Generally if you think of something that’s super useful for present-day systems, it’s related to ideas that are useful for future systems. In that case, I endorse attempting to study your idea for its safety properties for a while and then eventually publishing (preferably just in time to scoop people in industry who are thinking about similar things :P ).
- JNS 5 Aug 2023 19:07 UTC
  1 point
  0
  Parent
  My hypothetical self thanks you for your input and has punted the issues to the real me.
  I feel like I need to dig a little bit into this
  If you actually understand why it’s not useful
  Honestly I don’t know for sure I do, how can I when everything is so ill-defined and we have so few scraps of solid fact to base things on.
  That said, there is a couple of issue, and the major one is grounding, or rather the lack of grounding.
  Grounding is IMO a core problem, although people rarely talk about, I think that mainly comes about because we (humans) seemingly have solved it.
  I don’t think that’s the case at all, but because our cognition is pretty dang good at heuristics and error correction it rarely gets noticed, and even high impact situation are in the grand scheme of things not particular noteworthy.
  The hypothetical architecture my hypothetical self has been working on, cannot do proper grounding^[1], the short version is it does something that looks a little like what humans do, so heuristics based and error prone.
  Now that should scale somewhat (but how much?), but errors persist and at SI capability level the potential consequences look scary.

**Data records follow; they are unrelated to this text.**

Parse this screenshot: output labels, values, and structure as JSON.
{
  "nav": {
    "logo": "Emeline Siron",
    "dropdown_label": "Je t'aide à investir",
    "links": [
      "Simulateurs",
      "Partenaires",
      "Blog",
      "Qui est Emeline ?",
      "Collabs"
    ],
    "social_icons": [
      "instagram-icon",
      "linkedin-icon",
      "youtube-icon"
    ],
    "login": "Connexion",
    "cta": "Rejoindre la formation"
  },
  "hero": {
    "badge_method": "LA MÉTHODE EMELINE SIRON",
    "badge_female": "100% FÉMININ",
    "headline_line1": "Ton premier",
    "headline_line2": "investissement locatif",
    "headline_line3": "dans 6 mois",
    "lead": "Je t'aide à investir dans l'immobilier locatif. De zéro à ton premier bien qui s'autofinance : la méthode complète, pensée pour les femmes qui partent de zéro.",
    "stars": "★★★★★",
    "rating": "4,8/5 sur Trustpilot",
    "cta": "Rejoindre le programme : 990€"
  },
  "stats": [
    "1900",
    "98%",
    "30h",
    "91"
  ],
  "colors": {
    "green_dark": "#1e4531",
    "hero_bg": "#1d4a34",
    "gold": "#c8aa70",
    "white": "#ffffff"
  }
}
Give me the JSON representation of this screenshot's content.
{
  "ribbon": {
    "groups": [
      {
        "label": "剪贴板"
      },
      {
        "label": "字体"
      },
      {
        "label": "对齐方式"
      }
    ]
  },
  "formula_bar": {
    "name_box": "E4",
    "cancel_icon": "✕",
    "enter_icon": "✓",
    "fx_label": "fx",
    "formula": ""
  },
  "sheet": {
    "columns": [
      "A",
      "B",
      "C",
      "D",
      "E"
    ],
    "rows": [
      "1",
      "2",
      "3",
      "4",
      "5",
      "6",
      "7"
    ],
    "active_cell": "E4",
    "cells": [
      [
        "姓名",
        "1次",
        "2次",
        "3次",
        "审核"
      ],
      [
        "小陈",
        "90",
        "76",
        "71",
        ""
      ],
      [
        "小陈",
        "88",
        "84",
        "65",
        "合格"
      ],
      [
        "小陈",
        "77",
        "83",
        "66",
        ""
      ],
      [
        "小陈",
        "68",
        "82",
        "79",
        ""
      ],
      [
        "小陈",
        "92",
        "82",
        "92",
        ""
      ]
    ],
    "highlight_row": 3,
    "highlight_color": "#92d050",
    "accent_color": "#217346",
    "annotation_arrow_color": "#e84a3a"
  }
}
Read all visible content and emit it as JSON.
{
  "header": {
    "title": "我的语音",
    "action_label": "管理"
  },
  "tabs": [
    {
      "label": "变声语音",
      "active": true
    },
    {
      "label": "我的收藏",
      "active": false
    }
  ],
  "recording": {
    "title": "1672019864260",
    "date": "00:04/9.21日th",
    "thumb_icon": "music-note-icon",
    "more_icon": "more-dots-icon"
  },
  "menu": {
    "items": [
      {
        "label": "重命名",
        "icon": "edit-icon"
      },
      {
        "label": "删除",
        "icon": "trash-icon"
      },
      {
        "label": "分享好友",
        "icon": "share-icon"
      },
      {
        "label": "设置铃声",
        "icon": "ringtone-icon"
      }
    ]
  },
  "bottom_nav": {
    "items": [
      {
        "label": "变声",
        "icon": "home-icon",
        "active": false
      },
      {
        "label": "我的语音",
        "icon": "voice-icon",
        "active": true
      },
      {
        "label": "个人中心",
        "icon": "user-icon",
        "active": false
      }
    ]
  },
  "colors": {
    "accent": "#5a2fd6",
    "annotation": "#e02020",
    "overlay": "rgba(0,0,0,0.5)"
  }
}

  (the theme here is uncertainty and that actually crops up all over the place)
  Anyways, an accord has been reached, the hypothetical architecture will exit mind space and be used to build a PoC.
  Primary goal is to see does it work (likely not), secondary is to get a feel for how much fidelity is lost, tertiary goal is to try and gauge how manageable uncertainty and errors are.
  No need to contemplate any further steps until I know if its workable in the real world.
  (obviously if it works in some capacity, tangible results will be produced, and that could hopefully be used to engage with others and do more work on accessing potential usefulness for AI safety in general).
  1. ^
    Having actually looked at the problem, I don’t think it is solvable, I mean solvable in the sense that its provable error free.